Honestly, what else are officious bureaucrats supposed to say?
So I won’t quibble with the spokesbeings for the Dickinson, Texas, Independent School District.
I will, though, happily deliver verbal slaps to those cafeteria servers.
Is it so important to you to follow every single goddamned trivial rule, I would ask (correction: demand), that you’d humiliate a 12-year-old kid and deny him his breakfast?
It was 30 cents, for pity’s sake! Thirty goddamned cents. You mean to say you couldn’t have fished out a nickel and a quarter from your own pockets just to save him from humiliation and make sure his belly was full for a day of learning?
And let’s say none of the cafeteria servers could scrape up the 30 cents.

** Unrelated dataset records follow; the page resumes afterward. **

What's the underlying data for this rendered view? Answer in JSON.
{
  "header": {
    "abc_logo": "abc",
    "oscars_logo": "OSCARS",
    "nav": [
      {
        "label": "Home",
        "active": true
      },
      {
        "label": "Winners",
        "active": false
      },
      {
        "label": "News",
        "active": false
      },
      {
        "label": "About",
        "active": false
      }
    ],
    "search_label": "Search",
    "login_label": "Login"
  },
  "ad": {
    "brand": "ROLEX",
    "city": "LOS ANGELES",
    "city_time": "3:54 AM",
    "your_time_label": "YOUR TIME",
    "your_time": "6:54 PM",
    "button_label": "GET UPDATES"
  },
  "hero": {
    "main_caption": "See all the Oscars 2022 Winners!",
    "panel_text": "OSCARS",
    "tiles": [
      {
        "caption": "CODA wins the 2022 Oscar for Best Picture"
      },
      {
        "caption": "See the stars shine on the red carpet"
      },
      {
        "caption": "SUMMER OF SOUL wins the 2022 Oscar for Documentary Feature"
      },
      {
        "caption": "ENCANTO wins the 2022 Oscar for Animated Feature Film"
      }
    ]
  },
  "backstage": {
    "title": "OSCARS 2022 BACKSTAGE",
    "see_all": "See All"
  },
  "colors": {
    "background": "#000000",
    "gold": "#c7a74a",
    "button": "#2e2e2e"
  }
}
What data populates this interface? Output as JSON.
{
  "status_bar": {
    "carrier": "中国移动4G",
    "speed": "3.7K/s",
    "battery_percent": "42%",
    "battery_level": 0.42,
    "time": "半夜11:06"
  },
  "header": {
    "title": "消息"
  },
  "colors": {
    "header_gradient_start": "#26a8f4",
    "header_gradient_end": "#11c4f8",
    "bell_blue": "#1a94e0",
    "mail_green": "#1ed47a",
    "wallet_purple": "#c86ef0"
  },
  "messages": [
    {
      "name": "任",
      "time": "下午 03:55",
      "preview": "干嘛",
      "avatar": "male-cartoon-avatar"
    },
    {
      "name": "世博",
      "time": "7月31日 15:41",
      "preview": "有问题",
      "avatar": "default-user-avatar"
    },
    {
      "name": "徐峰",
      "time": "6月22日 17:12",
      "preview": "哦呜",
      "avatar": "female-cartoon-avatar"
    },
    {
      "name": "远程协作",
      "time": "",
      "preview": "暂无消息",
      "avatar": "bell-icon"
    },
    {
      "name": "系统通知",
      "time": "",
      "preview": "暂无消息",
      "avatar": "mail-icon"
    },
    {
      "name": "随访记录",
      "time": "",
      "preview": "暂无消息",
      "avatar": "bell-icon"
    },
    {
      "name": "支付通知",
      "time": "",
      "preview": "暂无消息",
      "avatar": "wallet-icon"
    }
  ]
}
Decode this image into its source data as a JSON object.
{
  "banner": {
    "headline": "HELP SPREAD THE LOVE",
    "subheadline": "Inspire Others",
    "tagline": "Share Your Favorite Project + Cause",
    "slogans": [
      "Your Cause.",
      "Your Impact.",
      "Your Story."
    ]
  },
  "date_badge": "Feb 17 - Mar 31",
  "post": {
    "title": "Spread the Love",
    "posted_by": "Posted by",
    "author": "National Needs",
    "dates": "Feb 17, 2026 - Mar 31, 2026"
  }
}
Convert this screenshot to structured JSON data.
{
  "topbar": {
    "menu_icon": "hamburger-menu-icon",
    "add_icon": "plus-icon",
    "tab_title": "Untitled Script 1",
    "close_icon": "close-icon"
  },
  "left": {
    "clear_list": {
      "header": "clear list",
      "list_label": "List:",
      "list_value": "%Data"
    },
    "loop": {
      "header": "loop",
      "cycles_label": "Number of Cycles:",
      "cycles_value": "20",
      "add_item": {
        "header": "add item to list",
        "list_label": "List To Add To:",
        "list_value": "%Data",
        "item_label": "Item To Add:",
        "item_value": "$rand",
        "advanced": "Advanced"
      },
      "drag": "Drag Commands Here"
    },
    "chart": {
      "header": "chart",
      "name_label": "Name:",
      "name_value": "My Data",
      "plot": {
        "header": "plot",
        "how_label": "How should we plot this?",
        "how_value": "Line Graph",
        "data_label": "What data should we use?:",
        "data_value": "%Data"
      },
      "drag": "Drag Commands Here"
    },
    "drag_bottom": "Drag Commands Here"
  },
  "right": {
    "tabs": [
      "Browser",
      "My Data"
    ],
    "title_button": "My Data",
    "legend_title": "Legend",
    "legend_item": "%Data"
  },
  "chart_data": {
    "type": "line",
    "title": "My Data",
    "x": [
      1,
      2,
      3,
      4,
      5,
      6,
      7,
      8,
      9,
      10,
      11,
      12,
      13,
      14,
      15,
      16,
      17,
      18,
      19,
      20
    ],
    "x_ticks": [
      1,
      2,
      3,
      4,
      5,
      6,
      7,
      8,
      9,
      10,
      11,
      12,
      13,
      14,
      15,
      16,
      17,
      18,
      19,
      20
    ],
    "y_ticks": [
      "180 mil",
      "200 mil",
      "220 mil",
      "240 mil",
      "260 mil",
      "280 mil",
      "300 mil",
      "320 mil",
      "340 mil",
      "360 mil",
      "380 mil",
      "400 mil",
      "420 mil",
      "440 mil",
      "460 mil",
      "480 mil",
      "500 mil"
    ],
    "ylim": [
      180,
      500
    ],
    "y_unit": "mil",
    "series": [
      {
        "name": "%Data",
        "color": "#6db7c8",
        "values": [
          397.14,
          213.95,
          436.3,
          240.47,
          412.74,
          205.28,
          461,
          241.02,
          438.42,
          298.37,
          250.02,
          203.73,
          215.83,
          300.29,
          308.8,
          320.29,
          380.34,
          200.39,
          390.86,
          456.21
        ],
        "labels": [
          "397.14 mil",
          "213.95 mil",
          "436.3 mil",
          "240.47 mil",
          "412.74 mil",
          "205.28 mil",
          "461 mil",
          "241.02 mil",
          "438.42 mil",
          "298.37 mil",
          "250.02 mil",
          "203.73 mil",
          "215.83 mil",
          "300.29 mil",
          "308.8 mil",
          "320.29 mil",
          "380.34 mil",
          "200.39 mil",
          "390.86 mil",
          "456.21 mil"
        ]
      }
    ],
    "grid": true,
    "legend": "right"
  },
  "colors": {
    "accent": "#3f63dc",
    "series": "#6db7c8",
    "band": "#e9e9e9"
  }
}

Couldn’t they have just given him his tray and forgotten about the pennies he owed? I mean, if they felt it was so important, they could have pulled him aside and said, Look, kid, tell your mom to keep your account up to date.
The original story about this incident ran on Houston TV station KTRK, an ABC affiliate. Several grafs down in the piece, reporter Erik Barajas says it’s not known if the Dickinson ISD will change its procedures so this kind of thing won’t happen again.
I say screw the ISD, Erik. You should have peppered the cafeteria servers with the very questions I pose above. Organizations, departments, and bureaucracies are chock full of rules and regs that can’t be violated on penalty of death. It’s human beings who put these strictures, even the silliest of them, into action.
And human beings denied a 12-year-old his breakfast, humiliating him as part of the bargain.
Over 30 cents.
You want a revolution? Here’s the clarion call for it: People of America! Violate stupid regulations and procedures! Disobey officious, idiotic bosses!
What happened in Dickinson wasn’t a problem with the system; it was a lack of individual human decency.